Ishi “died of tuberculosis in 1916,” Thomas Merton writes, “after four and a half years among white men.” For the hundredth anniversary of Ishi’s death, Paulist Press has reprinted a small compilation of essays, written toward the end of Merton’s life, exploring the spiritual lives of the indigenous peoples of the West.

Merton, the influential Catholic writer, who died in 1968, entered a Trappist monastery in Kentucky in 1941. According to the Thomas Merton Center he became an activist in the civil rights and peace movements of the Sixties, drawing “severe criticism, from Catholics and non-Catholics alike, who assailed his political writings as unbecoming of a monk.”

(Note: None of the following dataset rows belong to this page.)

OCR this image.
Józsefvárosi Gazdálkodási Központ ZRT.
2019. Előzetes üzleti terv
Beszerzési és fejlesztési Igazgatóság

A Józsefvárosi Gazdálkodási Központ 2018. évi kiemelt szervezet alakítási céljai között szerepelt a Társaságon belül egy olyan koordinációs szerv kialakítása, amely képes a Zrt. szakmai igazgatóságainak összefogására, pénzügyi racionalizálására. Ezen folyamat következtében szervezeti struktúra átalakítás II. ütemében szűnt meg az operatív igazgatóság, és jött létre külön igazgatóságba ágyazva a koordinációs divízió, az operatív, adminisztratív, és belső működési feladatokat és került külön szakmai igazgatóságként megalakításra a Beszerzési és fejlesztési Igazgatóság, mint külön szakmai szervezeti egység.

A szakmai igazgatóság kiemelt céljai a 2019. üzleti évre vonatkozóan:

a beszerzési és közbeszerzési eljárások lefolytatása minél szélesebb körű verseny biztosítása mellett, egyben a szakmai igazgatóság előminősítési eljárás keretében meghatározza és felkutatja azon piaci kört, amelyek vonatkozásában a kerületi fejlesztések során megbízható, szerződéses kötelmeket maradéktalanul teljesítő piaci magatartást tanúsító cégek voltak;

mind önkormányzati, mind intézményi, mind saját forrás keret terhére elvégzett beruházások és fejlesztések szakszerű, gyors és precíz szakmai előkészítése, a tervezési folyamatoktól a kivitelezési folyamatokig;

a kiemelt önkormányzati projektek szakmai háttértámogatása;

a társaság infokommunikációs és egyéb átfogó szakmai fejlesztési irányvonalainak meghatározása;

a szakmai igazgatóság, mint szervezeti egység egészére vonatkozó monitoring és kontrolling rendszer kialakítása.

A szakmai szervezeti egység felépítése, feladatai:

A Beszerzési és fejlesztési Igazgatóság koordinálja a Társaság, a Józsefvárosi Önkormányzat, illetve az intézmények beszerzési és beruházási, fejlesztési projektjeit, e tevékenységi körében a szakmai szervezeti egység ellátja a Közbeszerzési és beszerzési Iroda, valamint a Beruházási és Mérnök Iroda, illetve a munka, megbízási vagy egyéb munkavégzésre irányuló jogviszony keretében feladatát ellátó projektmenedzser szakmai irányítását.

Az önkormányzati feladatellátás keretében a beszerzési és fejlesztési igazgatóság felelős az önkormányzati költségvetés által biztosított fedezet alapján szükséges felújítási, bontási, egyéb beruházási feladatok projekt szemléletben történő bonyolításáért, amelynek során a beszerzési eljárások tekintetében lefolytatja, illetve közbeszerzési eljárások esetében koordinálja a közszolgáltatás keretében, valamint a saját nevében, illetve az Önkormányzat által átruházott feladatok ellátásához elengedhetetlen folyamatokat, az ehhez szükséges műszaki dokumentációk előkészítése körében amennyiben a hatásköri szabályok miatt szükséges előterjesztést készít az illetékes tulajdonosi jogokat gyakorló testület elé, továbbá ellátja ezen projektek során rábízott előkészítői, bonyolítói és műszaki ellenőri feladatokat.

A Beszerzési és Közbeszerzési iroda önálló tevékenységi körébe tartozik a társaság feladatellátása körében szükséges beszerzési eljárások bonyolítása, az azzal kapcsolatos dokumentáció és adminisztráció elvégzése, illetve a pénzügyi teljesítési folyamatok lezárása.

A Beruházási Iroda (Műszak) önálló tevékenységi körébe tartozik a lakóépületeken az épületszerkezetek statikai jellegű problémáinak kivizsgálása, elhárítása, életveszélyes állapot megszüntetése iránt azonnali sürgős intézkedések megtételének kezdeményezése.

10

“Ishi Means Man” ($9.95 in paperback from Paulist Press; also for Amazon Kindle) features a short introduction by Dorothy Day, who co-founded the Catholic Worker newspaper in 1933 to promote her radical economic ideas. Some of the essays were originally published in Day’s newspaper, as was the title piece.

Merton’s reflections on Ishi are shaped by Theodora Kroeber’s “Ishi In Two Worlds: A Biography Of The Last Wild Indian In North America,” published in 1964. “The Yana Indians,” he writes, “(including the Yahi or Mill Creeks) lived around the foothills of Mount Lassen, east of the Sacramento River. Their country came within a few miles of Vina where the Trappist monastery in California stands today.”

Merton sees Ishi’s story as a “parable.” Facing attacks, Ishi’s people retreated into the hills. “The Yahi remnant (and that phrase takes on haunting biblical resonances) systematically learned to live as invisible and unknown.”

Writing during the throes of the Vietnam conflict, Merton contrasts “the spectacle of our own country with its incomparable technological power, its unequalled material strength, its psychic turmoil, its moral confusion, and its profound heritage of guilt…. What is most significant is that Vietnam seems to have become an extension of our old western frontier, complete with enemies of another ‘inferior’ race.”

Ishi never revealed his actual name. “In the end, no one ever found out a single name of the vanished community. Not even Ishi’s. For Ishi simply means MAN.”

If Merton co-opted Ishi for his own political agenda, readers may still find his words worth pondering.